NASA’s Space Launch System rocket, currently in development, will be the largest rocket ever built when completed. The agency was planning an unmanned test flight for the rocket in September 2018, but now NASA is considering launching with a crew on the SLS’s first flight, known as Exploration Mission-1 or EM-1.
Acting NASA Administrator Robert Lightfoot announced that the agency would be conducting a feasibility study for a crewed SLS launch during a conference in Washington D.C. this morning, according to the NASA press office. The conference is “for manufacturers that are helping build the SLS, our Space Launch System rocket and Orion spacecraft.”
NASA sent Popular Mechanics this statement regarding the first SLS flight:
Acting Administrator Robert Lightfoot has asked Bill Gerstenmaier, associate administrator for the Human Exploration and Operations Mission Directorate, to initiate a study to assess the feasibility of adding a crew to Exploration Mission-1, the first integrated flight of SLS and Orion. The study will examine the opportunities it could present to accelerate the effort of the first crewed flight and what it would take to accomplish that first step of pushing humans farther into space. The SLS and Orion missions, coupled with record levels of private investment in space, will help put NASA and America in a position to unlock the mysteries of space and to ensure this nation’s world preeminence in exploring the cosmos.

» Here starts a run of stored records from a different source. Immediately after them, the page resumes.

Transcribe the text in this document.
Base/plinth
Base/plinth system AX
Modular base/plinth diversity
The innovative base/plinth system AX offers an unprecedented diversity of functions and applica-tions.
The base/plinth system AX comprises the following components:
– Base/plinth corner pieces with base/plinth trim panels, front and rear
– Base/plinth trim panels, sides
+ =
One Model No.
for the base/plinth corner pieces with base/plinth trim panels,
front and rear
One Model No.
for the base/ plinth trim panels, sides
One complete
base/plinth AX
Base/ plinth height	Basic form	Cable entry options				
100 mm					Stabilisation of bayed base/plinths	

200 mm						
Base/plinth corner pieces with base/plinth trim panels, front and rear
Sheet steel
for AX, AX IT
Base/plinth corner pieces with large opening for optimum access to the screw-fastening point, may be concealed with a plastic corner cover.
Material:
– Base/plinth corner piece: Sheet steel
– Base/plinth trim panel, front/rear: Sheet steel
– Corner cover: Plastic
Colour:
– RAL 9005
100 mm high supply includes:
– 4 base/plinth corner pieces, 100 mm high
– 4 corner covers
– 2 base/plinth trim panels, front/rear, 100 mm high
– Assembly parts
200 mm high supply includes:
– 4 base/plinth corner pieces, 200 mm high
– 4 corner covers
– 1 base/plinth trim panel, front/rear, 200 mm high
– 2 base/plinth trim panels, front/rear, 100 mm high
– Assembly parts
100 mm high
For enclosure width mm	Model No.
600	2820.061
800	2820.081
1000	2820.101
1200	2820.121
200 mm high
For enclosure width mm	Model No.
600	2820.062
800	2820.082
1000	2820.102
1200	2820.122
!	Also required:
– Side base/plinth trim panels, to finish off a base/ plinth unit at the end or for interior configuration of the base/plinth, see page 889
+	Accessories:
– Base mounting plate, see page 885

Lightfoot also wrote in a NASA “agency update” memo: “I know the challenges associated with such a proposition, like reviewing the technical feasibility, additional resources needed, and clearly the extra work would require a different launch date.”
It is unclear how long the launch will be delayed if NASA does decide to proceed with a crewed SLS launch for the rocket’s maiden flight. EM-1 was originally going to launch an unmanned Orion capsule into orbit around the moon. The spacecraft would then return to Earth three weeks later, using parachutes to land in the ocean.
The first crewed mission of the Orion spacecraft was slated to be the second launch of SLS, and in late 2016, NASA reined in that mission plan by deciding that EM-2 would not orbit the moon, but rather loop around the far side once and then return to Earth. Exploration Mission-2 was scheduled for 2021, as it requires a larger version of the SLS rocket, called Block 1B, that uses a more powerful second stage that has yet to be built. It hasn’t been announced where the astronauts will fly if NASA upgrades EM-1 to a crewed mission, but it seems possible that the first flight would loop around the moon according to the plan for EM-2, assuming the construction of Block 1B can be expedited.
The potential shift in plans for the SLS, to skip the unmanned flight test, are likely due to agendas set by the new Trump administration’s NASA transition team. A recent report also announced that the Trump administration is considering a proposal to launch another Hubble Space Telescope servicing mission. The administration is reportedly interested in pursuing missions that expand public-private partnerships in the spaceflight industry and can be achieved within the president’s first term.
Whether or not NASA will be able to leapfrog the unmanned SLS flight test is another matter. Two Government Accountability Office reports suggest that the projected launch date of both EM-1 and EM-2 could be unrealistic, as both the SLS rocket itself and the launchpad ground systems required may not be ready in time. If NASA adds a crew to EM-1, the additional costs and delays could push the flight back even further, not to mention the risk of flying astronauts on an untested rocket.
As a NASA Johnson Space Center employee told The Verge, “”It would definitely be a shift in how we do things.”